After 23 years in one place, I'm pulling up stakes and moving. We're selling our house in one state in the US and we're buying a house in another state about half a continent away. To say it's a stressful and exhausting process is an understatement. The worst part is that no one has defined the process, on either side, all the way through.
See, we keep finding out there's one more thing to do. "What do you mean you don't have a Title 5 inspection of your septic system? You have to have a Title 5 inspection before you can sell." On and on like that. One thing after another that we didn't hear about up front so we could easily take care of it. Instead, it's always a scramble to arrange for one more person to swing by one of the houses to do something.

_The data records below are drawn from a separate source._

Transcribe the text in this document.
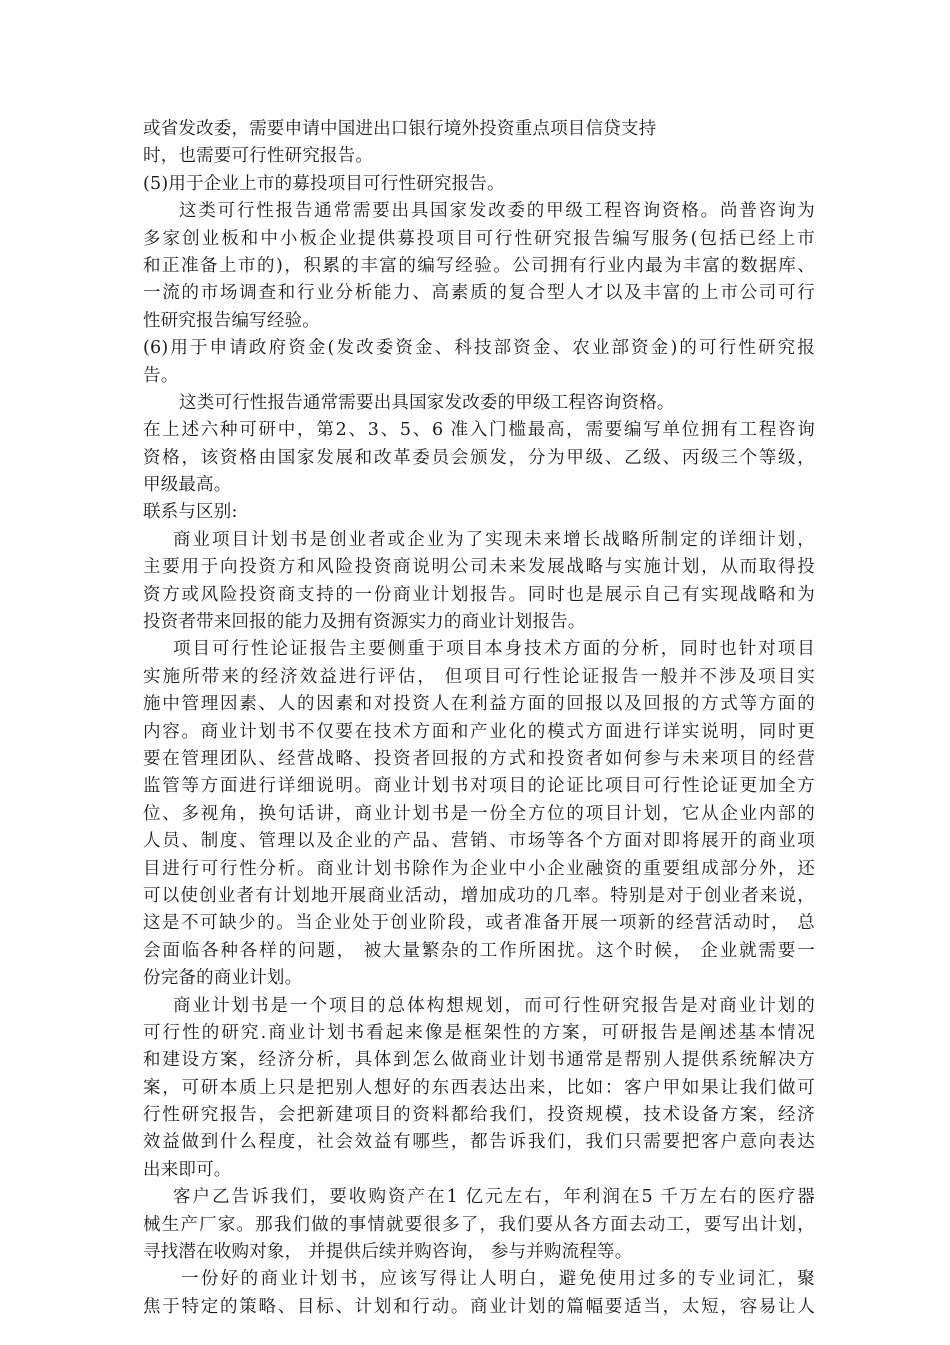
或省发改委，需要申请中国进出口银行境外投资重点项目信贷支持
时，也需要可行性研究报告。
(5)用于企业上市的募投项目可行性研究报告。
这类可行性报告通常需要出具国家发改委的甲级工程咨询资格。尚普咨询为
多家创业板和中小板企业提供募投项目可行性研究报告编写服务(包括已经上市
和正准备上市的)，积累的丰富的编写经验。公司拥有行业内最为丰富的数据库、
一流的市场调查和行业分析能力、高素质的复合型人才以及丰富的上市公司可行
性研究报告编写经验。
(6)用于申请政府资金(发改委资金、科技部资金、农业部资金)的可行性研究报
告。
这类可行性报告通常需要出具国家发改委的甲级工程咨询资格。
在上述六种可研中，第2、3、5、6 准入门槛最高，需要编写单位拥有工程咨询
资格，该资格由国家发展和改革委员会颁发，分为甲级、乙级、丙级三个等级，
甲级最高。
联系与区别:
商业项目计划书是创业者或企业为了实现未来增长战略所制定的详细计划，
主要用于向投资方和风险投资商说明公司未来发展战略与实施计划，从而取得投
资方或风险投资商支持的一份商业计划报告。同时也是展示自己有实现战略和为
投资者带来回报的能力及拥有资源实力的商业计划报告。
项目可行性论证报告主要侧重于项目本身技术方面的分析，同时也针对项目
实施所带来的经济效益进行评估， 但项目可行性论证报告一般并不涉及项目实
施中管理因素、人的因素和对投资人在利益方面的回报以及回报的方式等方面的
内容。商业计划书不仅要在技术方面和产业化的模式方面进行详实说明，同时更
要在管理团队、经营战略、投资者回报的方式和投资者如何参与未来项目的经营
监管等方面进行详细说明。商业计划书对项目的论证比项目可行性论证更加全方
位、多视角，换句话讲，商业计划书是一份全方位的项目计划，它从企业内部的
人员、制度、管理以及企业的产品、营销、市场等各个方面对即将展开的商业项
目进行可行性分析。商业计划书除作为企业中小企业融资的重要组成部分外，还
可以使创业者有计划地开展商业活动，增加成功的几率。特别是对于创业者来说，
这是不可缺少的。当企业处于创业阶段，或者准备开展一项新的经营活动时， 总
会面临各种各样的问题， 被大量繁杂的工作所困扰。这个时候， 企业就需要一
份完备的商业计划。
商业计划书是一个项目的总体构想规划，而可行性研究报告是对商业计划的
可行性的研究.商业计划书看起来像是框架性的方案，可研报告是阐述基本情况
和建设方案，经济分析，具体到怎么做商业计划书通常是帮别人提供系统解决方
案，可研本质上只是把别人想好的东西表达出来，比如：客户甲如果让我们做可
行性研究报告，会把新建项目的资料都给我们，投资规模，技术设备方案，经济
效益做到什么程度，社会效益有哪些，都告诉我们，我们只需要把客户意向表达
出来即可。
客户乙告诉我们，要收购资产在1 亿元左右，年利润在5 千万左右的医疗器
械生产厂家。那我们做的事情就要很多了，我们要从各方面去动工，要写出计划，
寻找潜在收购对象， 并提供后续并购咨询， 参与并购流程等。
一份好的商业计划书，应该写得让人明白，避免使用过多的专业词汇，聚
焦于特定的策略、目标、计划和行动。商业计划的篇幅要适当，太短，容易让人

How well are your own processes defined? Just how many flaming hoops do you make your developers hop through before they can deploy code changes to production? How many hidden little gotchas do you know about in your systems and their processes but no one else has a clue? Frankly, IT is hard. From the start of developing anything, to maintenance on old, well established systems, the full spectrum of IT is difficult. As much as humanly possible, document that stuff. Make things as clear as possible. Communicate to all your peers everything that they need to know. All sorts of hidden processes, secret tricks, and anything that adds to the difficult of IT should absolutely be eliminated.
All the things we do in IT are hard enough on their own. Don't add to the difficulty by hiding stuff.